Surveying Southeast Asian Welfare Participants: Examples, Challenges, and Future Directions
Evelyn Blumenberg, Lily K. Song, and Paul M. Ong
ABSTRACT: Numerous studies have examined the effects of welfare reform on the employment and caseload dynamics of welfare recipients in California. Yet, despite their overrepresentation among welfare recipients, Southeast Asians have received relatively little scholarly attention. This study explores one explanation for this finding-the challenges of collecting data on Southeast Asian welfare recipients and, in particular, the difficulties associated with surveying this population group. These difficulties include attracting adequate funding to recruit sizeable Southeast Asian samples,; translating survey materials into Southeast Asian languages,; and effectively administering surveys among a highly mobile population group with low English language proficiency. To strengthen research on this important but understudied population group, researchers must build political and financial support for such research; develop appropriate research designs informed by an understanding of the characteristics of Southeast Asian families, communities, and welfare recipients; rely on refugee support organizations to help overcome resistance to participating in survey research; and make the data available to interested scholars to maximize the impact of these data collection efforts.

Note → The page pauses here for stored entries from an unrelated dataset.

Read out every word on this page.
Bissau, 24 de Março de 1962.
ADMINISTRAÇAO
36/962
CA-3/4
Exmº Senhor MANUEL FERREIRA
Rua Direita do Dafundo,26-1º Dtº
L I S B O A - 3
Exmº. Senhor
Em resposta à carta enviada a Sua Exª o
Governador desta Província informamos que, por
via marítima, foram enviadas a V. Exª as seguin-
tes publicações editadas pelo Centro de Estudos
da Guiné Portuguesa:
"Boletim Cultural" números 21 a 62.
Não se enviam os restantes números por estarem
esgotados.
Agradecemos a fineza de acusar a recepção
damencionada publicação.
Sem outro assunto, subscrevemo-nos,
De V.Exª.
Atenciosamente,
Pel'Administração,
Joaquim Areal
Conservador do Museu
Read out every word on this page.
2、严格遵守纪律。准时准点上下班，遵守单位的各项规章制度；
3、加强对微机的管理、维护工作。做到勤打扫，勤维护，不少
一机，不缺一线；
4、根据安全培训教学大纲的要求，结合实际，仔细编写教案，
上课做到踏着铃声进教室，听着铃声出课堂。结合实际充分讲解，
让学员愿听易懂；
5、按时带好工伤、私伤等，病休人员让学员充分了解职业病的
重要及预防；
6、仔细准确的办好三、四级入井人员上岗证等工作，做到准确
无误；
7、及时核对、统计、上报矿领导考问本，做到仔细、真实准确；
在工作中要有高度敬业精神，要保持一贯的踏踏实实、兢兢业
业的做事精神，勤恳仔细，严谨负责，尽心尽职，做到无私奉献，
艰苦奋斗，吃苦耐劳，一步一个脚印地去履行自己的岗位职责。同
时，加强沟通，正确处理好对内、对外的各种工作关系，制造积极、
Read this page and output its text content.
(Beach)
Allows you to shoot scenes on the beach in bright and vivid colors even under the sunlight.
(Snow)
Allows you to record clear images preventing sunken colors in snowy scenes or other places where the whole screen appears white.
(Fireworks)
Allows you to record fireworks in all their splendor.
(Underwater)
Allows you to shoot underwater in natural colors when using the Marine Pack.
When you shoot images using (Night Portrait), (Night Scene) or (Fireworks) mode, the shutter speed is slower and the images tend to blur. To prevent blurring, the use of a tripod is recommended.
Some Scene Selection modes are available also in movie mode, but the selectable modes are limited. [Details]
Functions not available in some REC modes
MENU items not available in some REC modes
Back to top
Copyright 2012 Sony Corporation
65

Welfare Reform and the Delivery of Welfare-to-Work Programs to AAPIs: What Works?
Julian Chun-Chung Chow, Grace Yoo, and Catherine Vu
ABSTRACT: The passage of the Personal Responsibility and Work Opportunity Act (PRWORA) of 1996 has major implications for low-income Asian American and Pacific Islander (AAPI) populations. The purpose of this paper is to provide an overview of the research currently examining the impact of welfare reform on AAPI recipients and the welfare-to-work services available to this population. This article highlights AAPI participation and their timing-out rates in California’s CalWORKs program and their barriers to transitioning to work. Four welfare-to-work program models and recommendations are presented to illustrate strategies that can be used to address the unique needs of AAPI in order to alleviate their high risk for timing-out: one-stop-shops, transitional jobs programs, providing comprehensive and family focused services, and additional research and evaluation of programs specific to assisting the AAPI population on CalWORKs.
Building Community Capacity For Rapid Response to State Health Crises: Learning from HIV/AIDS among Asian Americans and Pacific Islanders (AAPIs)
Lois M. Takahashi and Michelle G. Magalong
ABSTRACT: Health crises have become a significant threat to the well-being and quality of life of California’s residents, with SARS and avian influenza the most obvious recent examples of such threats. The State of California has engaged in significant efforts at the state and local levels to devise plans and strategies to address emerging health threats, including rapid spread of infectious disease and bioterrorism, however, there remain significant gaps, particularly concerning the rapidity and effectiveness of communication to California’s growing immigrant population. We argue that enhancing community-based organization (CBO) capacity to address health crises such as potential pandemics is a necessary yet overlooked component. This article uses capacity building regarding HIV/AIDS prevention in the Asian American and Pacific Islander communities in Southern California as a new model of emergency preparedness, one that leverages the untapped resources in CBOs.